Philosophers of mathematics are sharply divided as to whether mathematical entities like numbers, sets, functions, and so on really exist or not. *Realists* hold that such objects do exist as mind-independent, non-spatio-temporal, causally effete, abstract entities. *Anti-realists* are united in denying that such objects actually exist.

Now one of the central questions facing realists and anti-realists alike is what the physicist Eugene Wigner famously called “the unreasonable effectiveness of mathematics.” **[1]** How is it, for example, that a mathematical theorist like Peter Higgs can sit down at his desk and, by pouring over mathematical equations, predict the existence of a fundamental particle which 30 years later, after investing millions of dollars and thousands of man hours, experimentalists are finally able to detect? Mathematics is the language of nature. But how is this to be explained?

Theists will have a considerably easier time answering that question than will naturalists. Theists hold that there is a personal, transcendent being (a.k.a. God) who is the Creator and Designer of the universe. Naturalists hold that all that exists concretely is space-time and its physical contents. Now whether one is a realist or an anti-realist about mathematical objects, it appears that the theist enjoys a considerable advantage over the naturalist in explaining the uncanny success of mathematics.

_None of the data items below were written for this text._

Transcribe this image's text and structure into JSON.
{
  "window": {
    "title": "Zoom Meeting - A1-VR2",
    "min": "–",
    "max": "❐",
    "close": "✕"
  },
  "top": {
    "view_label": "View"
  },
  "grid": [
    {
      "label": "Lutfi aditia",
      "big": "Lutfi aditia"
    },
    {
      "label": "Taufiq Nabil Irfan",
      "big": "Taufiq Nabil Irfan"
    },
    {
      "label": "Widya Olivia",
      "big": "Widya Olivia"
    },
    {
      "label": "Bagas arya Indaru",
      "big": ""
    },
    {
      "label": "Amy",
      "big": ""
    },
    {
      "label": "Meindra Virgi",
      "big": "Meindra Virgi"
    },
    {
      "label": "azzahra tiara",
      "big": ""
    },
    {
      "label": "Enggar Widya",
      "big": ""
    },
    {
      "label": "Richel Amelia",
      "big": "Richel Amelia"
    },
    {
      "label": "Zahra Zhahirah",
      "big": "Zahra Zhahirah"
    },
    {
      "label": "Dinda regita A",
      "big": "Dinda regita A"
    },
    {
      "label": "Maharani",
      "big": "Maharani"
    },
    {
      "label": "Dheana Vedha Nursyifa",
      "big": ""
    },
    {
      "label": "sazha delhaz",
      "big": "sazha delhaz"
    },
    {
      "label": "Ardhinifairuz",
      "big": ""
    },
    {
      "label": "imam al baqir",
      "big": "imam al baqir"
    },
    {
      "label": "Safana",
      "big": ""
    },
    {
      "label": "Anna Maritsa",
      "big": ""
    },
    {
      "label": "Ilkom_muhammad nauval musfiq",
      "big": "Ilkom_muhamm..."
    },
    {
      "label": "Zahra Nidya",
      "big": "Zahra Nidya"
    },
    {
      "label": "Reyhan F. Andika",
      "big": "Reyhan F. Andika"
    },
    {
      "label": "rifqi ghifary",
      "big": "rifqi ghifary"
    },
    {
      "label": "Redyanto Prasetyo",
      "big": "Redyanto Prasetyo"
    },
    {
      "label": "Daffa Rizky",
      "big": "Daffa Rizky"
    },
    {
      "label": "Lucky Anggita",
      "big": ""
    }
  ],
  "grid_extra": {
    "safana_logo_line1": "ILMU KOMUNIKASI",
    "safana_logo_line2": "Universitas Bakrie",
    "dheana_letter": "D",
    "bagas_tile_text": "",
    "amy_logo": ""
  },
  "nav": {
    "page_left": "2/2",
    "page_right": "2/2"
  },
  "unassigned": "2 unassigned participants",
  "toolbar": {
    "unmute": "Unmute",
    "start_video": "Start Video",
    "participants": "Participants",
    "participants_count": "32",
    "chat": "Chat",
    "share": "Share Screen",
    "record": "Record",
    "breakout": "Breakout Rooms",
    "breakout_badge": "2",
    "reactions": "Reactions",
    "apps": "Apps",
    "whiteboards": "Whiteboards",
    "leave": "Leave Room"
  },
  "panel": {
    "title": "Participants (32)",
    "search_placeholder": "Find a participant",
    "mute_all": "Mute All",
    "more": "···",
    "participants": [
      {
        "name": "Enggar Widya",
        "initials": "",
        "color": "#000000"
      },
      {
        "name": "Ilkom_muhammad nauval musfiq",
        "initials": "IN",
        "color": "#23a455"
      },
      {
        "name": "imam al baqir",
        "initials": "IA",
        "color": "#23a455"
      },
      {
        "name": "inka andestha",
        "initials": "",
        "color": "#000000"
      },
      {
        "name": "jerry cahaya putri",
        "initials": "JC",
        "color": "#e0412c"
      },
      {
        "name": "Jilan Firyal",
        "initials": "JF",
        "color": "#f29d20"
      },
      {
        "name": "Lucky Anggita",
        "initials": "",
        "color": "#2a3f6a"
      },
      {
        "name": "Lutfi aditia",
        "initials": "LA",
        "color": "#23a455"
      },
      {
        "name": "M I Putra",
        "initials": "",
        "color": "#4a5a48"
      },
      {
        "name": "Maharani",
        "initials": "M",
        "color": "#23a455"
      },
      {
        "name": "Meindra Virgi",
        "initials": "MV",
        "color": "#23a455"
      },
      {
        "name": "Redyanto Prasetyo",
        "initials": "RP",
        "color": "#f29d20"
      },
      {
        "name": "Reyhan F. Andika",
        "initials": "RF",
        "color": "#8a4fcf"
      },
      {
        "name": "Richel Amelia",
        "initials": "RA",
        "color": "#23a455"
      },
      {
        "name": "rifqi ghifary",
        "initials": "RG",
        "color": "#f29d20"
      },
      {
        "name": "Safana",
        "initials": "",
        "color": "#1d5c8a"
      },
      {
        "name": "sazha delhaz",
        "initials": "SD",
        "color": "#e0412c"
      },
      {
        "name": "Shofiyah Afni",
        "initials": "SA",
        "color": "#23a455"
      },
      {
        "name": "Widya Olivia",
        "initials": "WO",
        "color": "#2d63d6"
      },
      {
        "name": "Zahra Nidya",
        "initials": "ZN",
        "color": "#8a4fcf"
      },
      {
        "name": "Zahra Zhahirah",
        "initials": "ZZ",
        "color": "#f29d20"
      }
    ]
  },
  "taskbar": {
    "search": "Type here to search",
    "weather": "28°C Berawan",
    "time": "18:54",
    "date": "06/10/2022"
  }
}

*Realism: Non-theistic and theistic*

Consider first realism’s take on the applicability of mathematics to the world. For the *non-theistic* realist, the fact that physical reality behaves in line with the dictates of acausal mathematical entities existing beyond space and time is, in the words of philosopher of mathematics Mary Leng, “a happy coincidence.” **[2]** Think about it: If, *per impossibile*, all the abstract objects in the mathematical realm were to disappear overnight, there would be no effect on the physical world. This is simply to reiterate that abstract objects are causally inert. The idea that realism somehow accounts for the applicability of mathematics “is actually very counterintuitive,” muses Mark Balaguer, a philosopher of mathematics. “The idea here is that in order to believe that the physical world has the nature that empirical science assigns to it, I have to believe that there are causally inert mathematical objects, existing outside of spacetime,” an idea which is inherently implausible. **[3]**

By contrast, the *theistic* realist can argue that God has fashioned the world on the structure of the mathematical objects. This is essentially the view that Plato defended in his dialogue *Timaeus*. Plato draws a fundamental distinction between the realm of static being (that which ever is) and the realm of temporal becoming (that which is ever becoming).